The death of Oman’s Sultan Qaboos bin Said at the age of 79 marks a significant moment for the state that he ruled for half a century.
A new ruler of Oman, Sultan Qaboos’ cousin Haitham bin Tariq, has been sworn in but he will have a tough act to follow.
His predecessor had built a reputation as a mediator within the Middle East and on a wider scale and his death comes amid escalating global tensions following the killing of a top Iranian general by the US and retaliation by Iran.
Who was Sultan Qaboos bin Said?
Born in Salalah on November 18, 1940, Sultan Qaboos was educated in Britain, including spending time at the Royal Military Academy at Sandhurst.
In 1970, at the age of 29, he overthrew his father Said bin Taimer in a British-assisted coup that marked the start of transformation for Oman.
Sultan Qaboos adopted a far more modern approach than his ultra-conservative father, whose bans included electricity, music and listening to the radio.
His son abolished slavery and used Oman’s oil revenues to establish infrastructure like roads, an electric grid, hospitals, schools and airports, helping turn the state into a tourist destination within the Middle East.

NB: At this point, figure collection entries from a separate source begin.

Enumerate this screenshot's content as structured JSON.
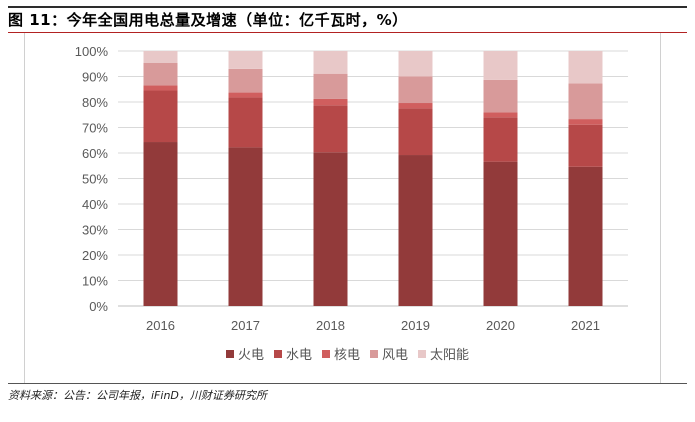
{
  "title": "图 11：今年全国用电总量及增速（单位：亿千瓦时，%）",
  "source": "资料来源：公告：公司年报，iFinD，川财证券研究所",
  "chart_data": {
    "type": "bar",
    "stacked": true,
    "categories": [
      "2016",
      "2017",
      "2018",
      "2019",
      "2020",
      "2021"
    ],
    "y_ticks": [
      "0%",
      "10%",
      "20%",
      "30%",
      "40%",
      "50%",
      "60%",
      "70%",
      "80%",
      "90%",
      "100%"
    ],
    "ylim": [
      0,
      100
    ],
    "grid": true,
    "legend_position": "bottom",
    "series": [
      {
        "name": "火电",
        "color": "#923a3a",
        "values": [
          64.3,
          62.2,
          60.3,
          59.2,
          56.6,
          54.6
        ]
      },
      {
        "name": "水电",
        "color": "#b64848",
        "values": [
          20.2,
          19.6,
          18.4,
          18.3,
          17.4,
          16.5
        ]
      },
      {
        "name": "核电",
        "color": "#d05e5e",
        "values": [
          2.0,
          1.9,
          2.5,
          2.1,
          1.9,
          2.2
        ]
      },
      {
        "name": "风电",
        "color": "#d89a9a",
        "values": [
          8.9,
          9.3,
          9.9,
          10.4,
          12.8,
          14.0
        ]
      },
      {
        "name": "太阳能",
        "color": "#e8c8c8",
        "values": [
          4.6,
          7.0,
          8.9,
          10.0,
          11.3,
          12.7
        ]
      }
    ]
  }
}
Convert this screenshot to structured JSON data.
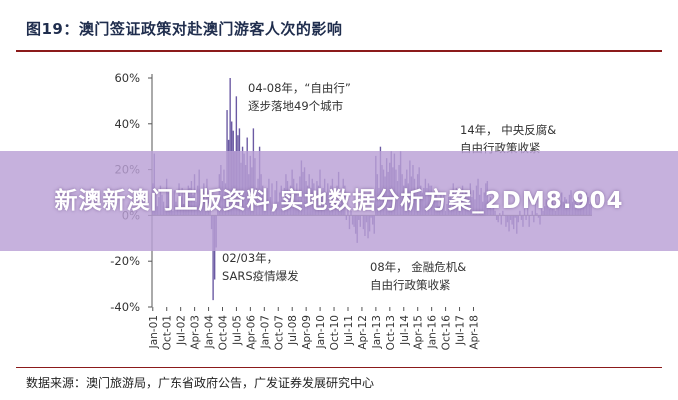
{
  "header": {
    "title": "图19：澳门签证政策对赴澳门游客人次的影响"
  },
  "footer": {
    "source": "数据来源：澳门旅游局，广东省政府公告，广发证券发展研究中心"
  },
  "overlay": {
    "text": "新澳新澳门正版资料,实地数据分析方案_2DM8.904"
  },
  "colors": {
    "bar": "#6b5aa3",
    "axis": "#555555",
    "text": "#333333"
  },
  "chart_data": {
    "type": "bar",
    "title": "",
    "xlabel": "",
    "ylabel": "",
    "ylim": [
      -40,
      60
    ],
    "yticks": [
      "60%",
      "40%",
      "20%",
      "0%",
      "-20%",
      "-40%"
    ],
    "ytick_values": [
      60,
      40,
      20,
      0,
      -20,
      -40
    ],
    "x_tick_labels": [
      "Jan-01",
      "Oct-01",
      "Jul-02",
      "Apr-03",
      "Jan-04",
      "Oct-04",
      "Jul-05",
      "Apr-06",
      "Jan-07",
      "Oct-07",
      "Jul-08",
      "Apr-09",
      "Jan-10",
      "Oct-10",
      "Jul-11",
      "Apr-12",
      "Jan-13",
      "Oct-13",
      "Jul-14",
      "Apr-15",
      "Jan-16",
      "Oct-16",
      "Jul-17",
      "Apr-18"
    ],
    "x_start": "2001-01",
    "annotations": [
      {
        "id": "ann-2003",
        "lines": [
          "02/03年，",
          "SARS疫情爆发"
        ]
      },
      {
        "id": "ann-2004",
        "lines": [
          "04-08年，“自由行”",
          "逐步落地49个城市"
        ]
      },
      {
        "id": "ann-2008",
        "lines": [
          "08年，  金融危机&",
          "自由行政策收紧"
        ]
      },
      {
        "id": "ann-2014",
        "lines": [
          "14年，  中央反腐&",
          "自由行政策收紧"
        ]
      }
    ],
    "values": [
      14,
      27,
      11,
      4,
      8,
      13,
      9,
      6,
      2,
      16,
      10,
      7,
      9,
      2,
      11,
      6,
      3,
      14,
      8,
      12,
      5,
      10,
      7,
      13,
      12,
      15,
      9,
      18,
      6,
      13,
      20,
      9,
      11,
      14,
      7,
      16,
      8,
      2,
      -6,
      -37,
      -28,
      -14,
      3,
      18,
      22,
      15,
      20,
      14,
      46,
      33,
      60,
      41,
      37,
      28,
      52,
      35,
      38,
      23,
      30,
      27,
      22,
      34,
      18,
      26,
      21,
      38,
      25,
      12,
      16,
      30,
      18,
      13,
      9,
      6,
      12,
      16,
      8,
      14,
      5,
      11,
      15,
      6,
      10,
      13,
      7,
      12,
      18,
      15,
      9,
      13,
      20,
      16,
      10,
      14,
      8,
      17,
      24,
      19,
      21,
      15,
      13,
      18,
      12,
      16,
      14,
      11,
      15,
      13,
      20,
      8,
      12,
      16,
      10,
      14,
      8,
      13,
      16,
      11,
      6,
      13,
      19,
      5,
      10,
      16,
      13,
      -2,
      3,
      -6,
      2,
      -4,
      -5,
      -8,
      -12,
      -2,
      -5,
      0,
      -6,
      -9,
      -3,
      -10,
      -7,
      -1,
      -4,
      -8,
      26,
      18,
      12,
      30,
      22,
      20,
      17,
      25,
      19,
      23,
      28,
      21,
      27,
      20,
      15,
      22,
      28,
      18,
      13,
      16,
      20,
      14,
      24,
      17,
      22,
      16,
      11,
      18,
      21,
      13,
      10,
      12,
      16,
      12,
      14,
      13,
      13,
      6,
      9,
      10,
      7,
      4,
      10,
      6,
      9,
      2,
      5,
      8,
      11,
      3,
      14,
      7,
      12,
      10,
      5,
      9,
      13,
      6,
      11,
      8,
      10,
      14,
      8,
      11,
      7,
      13,
      16,
      9,
      12,
      6,
      10,
      14,
      15,
      6,
      8,
      3,
      5,
      2,
      -2,
      -3,
      1,
      -4,
      2,
      0,
      -5,
      -3,
      -7,
      -2,
      -4,
      -6,
      -1,
      -8,
      -3,
      2,
      -2,
      -5,
      3,
      -2,
      4,
      -5,
      0,
      2,
      -3,
      5,
      1,
      -1,
      -4,
      3,
      2,
      4,
      7,
      5,
      3,
      6,
      9,
      5,
      2,
      8,
      4,
      6,
      10,
      6,
      8,
      7,
      5,
      9,
      11,
      6,
      8,
      7,
      5,
      4,
      8,
      6,
      9,
      7,
      10,
      8,
      5,
      7
    ]
  }
}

The Sultan, who is believed to have died of colon cancer, had previously spent eight months in a hospital in Germany, with the royal court only saying that the treatment he received was successful.
In December 2019, he travelled to Belgium for a week for what the court described as “medical checks”.
The sultan, who died single with no children, had married his first cousin in 1976 but they divorced three years later.
Why is his death important?
Under Sultan Qaboos, Oman became a mediator within the Middle East, refusing to take sides in various conflicts.
In past years, its role has included helping free US captives in Iran and Yemen, hosting visits by Israeli officials, holding talks between Saudi Arabia and Houthi rebels and also mediating between Iran and the US over the proposed nuclear deal signed in 2015.
In a rare interview with a Kuwaiti newspaper in 2008, he said: “We do not have any conflicts and we do not put fuel on the fire when our opinion does not agree with someone.”
With global tensions higher than ever following the killing of Iranian general Qassem Soleimani by the US in Baghdad and ensuing missile strikes by Iran, the death of Sultan Qaboos could not come at a worse time.
“Maintaining this sort of equidistant type of relationship … is going to be put to the test,” said Gary A Grappo, a former US ambassador to Oman.
“Whoever that person is is going to have an immensely, immensely difficult job. And overhanging all of that will be the sense that he’s not Qaboos because those are impossible shoes to fill.”
What happens now?
Haitham bin Tariq, Oman's culture minister and the cousin of Sultan Qaboos, has been sworn in as the new royal ruler, the government said Saturday.
At the time of his death, Qaboos had no children and had not publicly appointed a successor but had recorded his choice in a sealed envelope.
According to the law in Oman, the royal family has to choose a new sultan within three days and if it can not agree, it chooses the person picked by the Sultan in their letter.
The government said in a tweet: “Haitham bin Tariq was sworn in as the new sultan of the country... after a meeting of the family which decided to appoint the one who was chosen by the sultan.”